Бородач удивлённо посмотрел на гостя своими старческими мутными глазами и хрипло спросил:
— Ты кто, парень?
— Не бойся, я свой! — ответил Сергей вновь оглянувшись.
— Э-э, свой? — протянул тот недоверчиво.
— Конечно, свой. Неужели форму не видишь?
— Вижу… ага… — старик чуть прищурился, будто стараясь рассмотреть знаки отличия.
— Да свой я, свой… — заверил Кудрявцев и задал насущный вопрос: — Немцы в деревне есть?
— Нет, нету, — замотал головой хозяин дома. — Приезжали вчерась. Диверсантов искали. — Он кашлянул, и чуть виновато улыбаясь, добавил: — Может тебя?
— Может. А где они теперь?
— Так это, обошли дома, велели в оба глядеть, да и уехали. Что им тут делать-то…
— Понятно. Слушай, батя, я советский разведчик. Потерял группу, ищу своих. Пустишь отдохнуть?
— Ага… э-э, пущу, а почему бы и нет… раз советский, — дед, кряхтя отступил в сторону, махнул рукой. — Проходи сынок.

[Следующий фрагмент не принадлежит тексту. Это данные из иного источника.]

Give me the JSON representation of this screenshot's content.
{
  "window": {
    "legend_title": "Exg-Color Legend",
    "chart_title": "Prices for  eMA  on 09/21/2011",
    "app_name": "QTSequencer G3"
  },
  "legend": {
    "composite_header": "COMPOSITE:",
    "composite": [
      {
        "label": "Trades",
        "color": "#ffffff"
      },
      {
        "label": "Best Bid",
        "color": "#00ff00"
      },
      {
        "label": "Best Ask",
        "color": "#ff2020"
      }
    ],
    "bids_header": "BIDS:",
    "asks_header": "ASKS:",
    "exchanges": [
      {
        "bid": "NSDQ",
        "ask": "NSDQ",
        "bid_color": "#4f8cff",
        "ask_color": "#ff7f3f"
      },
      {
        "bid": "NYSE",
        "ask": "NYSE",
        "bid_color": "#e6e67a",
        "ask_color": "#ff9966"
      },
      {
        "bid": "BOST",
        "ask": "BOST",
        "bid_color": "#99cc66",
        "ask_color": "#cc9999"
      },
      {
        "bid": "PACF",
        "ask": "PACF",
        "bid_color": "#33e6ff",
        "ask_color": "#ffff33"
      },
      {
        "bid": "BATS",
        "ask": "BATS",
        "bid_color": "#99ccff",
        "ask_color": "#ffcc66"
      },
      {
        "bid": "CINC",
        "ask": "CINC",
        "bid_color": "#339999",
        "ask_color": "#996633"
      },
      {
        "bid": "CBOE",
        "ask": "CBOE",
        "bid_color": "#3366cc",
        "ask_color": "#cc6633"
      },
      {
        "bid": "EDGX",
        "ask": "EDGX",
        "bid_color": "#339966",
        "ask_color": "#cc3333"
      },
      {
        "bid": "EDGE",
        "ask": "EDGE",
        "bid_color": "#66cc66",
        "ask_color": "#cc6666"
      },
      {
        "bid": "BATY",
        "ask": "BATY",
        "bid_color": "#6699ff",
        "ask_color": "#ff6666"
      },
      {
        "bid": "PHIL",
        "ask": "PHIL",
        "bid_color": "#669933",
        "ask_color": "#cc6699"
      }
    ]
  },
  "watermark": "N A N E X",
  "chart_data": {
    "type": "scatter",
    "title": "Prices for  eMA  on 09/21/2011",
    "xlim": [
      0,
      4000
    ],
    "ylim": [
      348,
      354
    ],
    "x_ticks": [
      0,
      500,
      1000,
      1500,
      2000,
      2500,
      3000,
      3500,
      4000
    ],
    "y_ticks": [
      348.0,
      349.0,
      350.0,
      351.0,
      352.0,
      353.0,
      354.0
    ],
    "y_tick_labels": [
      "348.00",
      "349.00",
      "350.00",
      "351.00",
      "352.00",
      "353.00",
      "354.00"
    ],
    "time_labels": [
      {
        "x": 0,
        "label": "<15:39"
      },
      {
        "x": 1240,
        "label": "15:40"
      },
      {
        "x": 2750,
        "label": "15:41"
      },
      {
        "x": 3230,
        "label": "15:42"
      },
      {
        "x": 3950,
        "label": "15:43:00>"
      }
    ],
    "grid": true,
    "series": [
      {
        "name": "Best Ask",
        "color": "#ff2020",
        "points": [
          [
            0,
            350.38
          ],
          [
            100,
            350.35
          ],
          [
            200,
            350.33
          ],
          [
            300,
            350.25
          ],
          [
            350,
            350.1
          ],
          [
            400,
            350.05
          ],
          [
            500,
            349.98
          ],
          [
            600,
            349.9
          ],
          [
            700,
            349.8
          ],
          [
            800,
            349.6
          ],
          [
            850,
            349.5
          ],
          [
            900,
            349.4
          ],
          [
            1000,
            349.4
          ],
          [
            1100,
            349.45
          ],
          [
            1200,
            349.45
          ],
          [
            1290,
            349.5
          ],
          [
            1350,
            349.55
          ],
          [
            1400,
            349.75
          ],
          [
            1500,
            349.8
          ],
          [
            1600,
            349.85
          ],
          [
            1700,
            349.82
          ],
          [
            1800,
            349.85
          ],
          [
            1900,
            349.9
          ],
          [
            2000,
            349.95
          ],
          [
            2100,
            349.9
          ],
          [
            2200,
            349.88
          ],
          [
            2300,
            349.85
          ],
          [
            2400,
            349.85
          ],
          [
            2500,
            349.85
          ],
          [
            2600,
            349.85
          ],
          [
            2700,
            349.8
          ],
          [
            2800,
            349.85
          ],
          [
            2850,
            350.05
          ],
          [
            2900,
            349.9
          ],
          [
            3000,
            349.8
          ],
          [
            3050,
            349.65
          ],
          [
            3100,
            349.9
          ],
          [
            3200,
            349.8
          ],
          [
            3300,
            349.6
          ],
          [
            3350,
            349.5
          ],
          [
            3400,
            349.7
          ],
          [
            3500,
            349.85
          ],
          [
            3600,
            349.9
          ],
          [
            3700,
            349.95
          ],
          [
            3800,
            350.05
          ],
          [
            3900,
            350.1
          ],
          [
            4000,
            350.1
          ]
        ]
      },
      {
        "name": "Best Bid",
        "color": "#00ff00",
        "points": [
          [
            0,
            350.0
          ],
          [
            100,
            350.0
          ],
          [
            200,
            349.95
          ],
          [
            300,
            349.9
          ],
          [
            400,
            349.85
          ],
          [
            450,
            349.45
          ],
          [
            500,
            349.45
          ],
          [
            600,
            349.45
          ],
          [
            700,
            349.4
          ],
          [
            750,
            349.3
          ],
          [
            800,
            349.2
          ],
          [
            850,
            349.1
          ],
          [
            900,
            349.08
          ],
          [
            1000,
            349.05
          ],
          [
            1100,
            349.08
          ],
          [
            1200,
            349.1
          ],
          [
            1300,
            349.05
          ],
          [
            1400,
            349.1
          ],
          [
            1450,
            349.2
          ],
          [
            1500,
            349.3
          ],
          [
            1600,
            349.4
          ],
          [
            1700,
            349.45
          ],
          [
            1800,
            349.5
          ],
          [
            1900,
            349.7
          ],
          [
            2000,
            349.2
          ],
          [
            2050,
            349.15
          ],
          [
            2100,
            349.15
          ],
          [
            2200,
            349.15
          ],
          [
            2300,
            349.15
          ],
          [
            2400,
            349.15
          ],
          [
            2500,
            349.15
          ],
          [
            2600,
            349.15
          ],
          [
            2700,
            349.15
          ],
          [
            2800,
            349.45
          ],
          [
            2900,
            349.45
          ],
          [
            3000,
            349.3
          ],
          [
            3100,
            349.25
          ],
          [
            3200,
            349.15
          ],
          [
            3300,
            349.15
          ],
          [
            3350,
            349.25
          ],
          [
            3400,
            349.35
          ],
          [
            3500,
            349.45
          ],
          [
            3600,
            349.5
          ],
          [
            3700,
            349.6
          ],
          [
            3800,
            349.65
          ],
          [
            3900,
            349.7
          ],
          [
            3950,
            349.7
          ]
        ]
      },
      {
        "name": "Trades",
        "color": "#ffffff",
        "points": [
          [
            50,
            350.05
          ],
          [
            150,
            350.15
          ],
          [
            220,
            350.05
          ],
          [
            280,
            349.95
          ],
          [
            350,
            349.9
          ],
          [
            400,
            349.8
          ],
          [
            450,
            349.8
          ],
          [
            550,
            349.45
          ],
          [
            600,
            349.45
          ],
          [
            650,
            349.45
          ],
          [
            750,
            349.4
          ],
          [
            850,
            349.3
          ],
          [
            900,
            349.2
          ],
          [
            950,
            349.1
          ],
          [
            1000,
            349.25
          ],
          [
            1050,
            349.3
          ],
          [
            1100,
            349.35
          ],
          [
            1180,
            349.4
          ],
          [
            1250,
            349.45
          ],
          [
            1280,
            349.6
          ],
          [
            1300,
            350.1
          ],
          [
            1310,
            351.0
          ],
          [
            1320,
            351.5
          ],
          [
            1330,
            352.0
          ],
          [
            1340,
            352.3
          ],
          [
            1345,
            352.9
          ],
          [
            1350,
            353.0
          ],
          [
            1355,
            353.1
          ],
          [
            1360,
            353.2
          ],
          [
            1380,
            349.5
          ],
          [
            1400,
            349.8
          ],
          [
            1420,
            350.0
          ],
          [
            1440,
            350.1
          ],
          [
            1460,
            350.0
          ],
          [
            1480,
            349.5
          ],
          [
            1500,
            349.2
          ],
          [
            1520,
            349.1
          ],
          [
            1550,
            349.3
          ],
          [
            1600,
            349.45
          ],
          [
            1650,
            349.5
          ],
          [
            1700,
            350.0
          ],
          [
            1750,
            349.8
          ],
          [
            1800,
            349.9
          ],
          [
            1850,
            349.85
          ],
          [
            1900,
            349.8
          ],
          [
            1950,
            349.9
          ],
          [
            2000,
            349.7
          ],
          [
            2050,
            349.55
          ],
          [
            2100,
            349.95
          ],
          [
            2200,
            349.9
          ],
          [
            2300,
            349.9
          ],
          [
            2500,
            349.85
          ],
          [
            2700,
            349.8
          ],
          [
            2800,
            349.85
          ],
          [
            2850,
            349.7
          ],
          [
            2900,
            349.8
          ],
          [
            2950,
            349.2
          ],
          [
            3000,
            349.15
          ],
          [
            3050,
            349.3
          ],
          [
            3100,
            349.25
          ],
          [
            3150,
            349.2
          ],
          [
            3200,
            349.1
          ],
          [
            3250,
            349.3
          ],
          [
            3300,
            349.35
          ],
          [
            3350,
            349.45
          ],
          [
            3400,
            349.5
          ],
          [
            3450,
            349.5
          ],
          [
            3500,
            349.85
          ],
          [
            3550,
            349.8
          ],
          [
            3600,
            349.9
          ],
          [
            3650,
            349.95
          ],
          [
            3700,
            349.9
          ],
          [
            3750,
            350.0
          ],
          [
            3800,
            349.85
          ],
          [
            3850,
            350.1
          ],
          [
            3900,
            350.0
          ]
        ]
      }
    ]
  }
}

— Благодарствую, — произнёс уставший разведчик и шагнул в дом.
Бородач, приветливо улыбаясь, подвинувшись, пропустил гостя, а потом закряхтев, чуть согнулся. И тут Сергей, успев увидеть в руках у хозяина топор, почти в то же мгновение почувствовал сильную боль в затылке. После чего мир исчез.
Интерлюдия
Москва. 16 апреля 1942 года
В тесной комнате штаба 4-го управления НКВД, занимавшегося координацией партизанского движения на оккупированных территориях, стоял тяжёлый запах табака. За окном, завешанном плотными шторами, гудел ветер, а в городе, несмотря на военное время, жизнь продолжала свой ход: где-то слышались гудки машин, где-то раздавался приглушённый смех.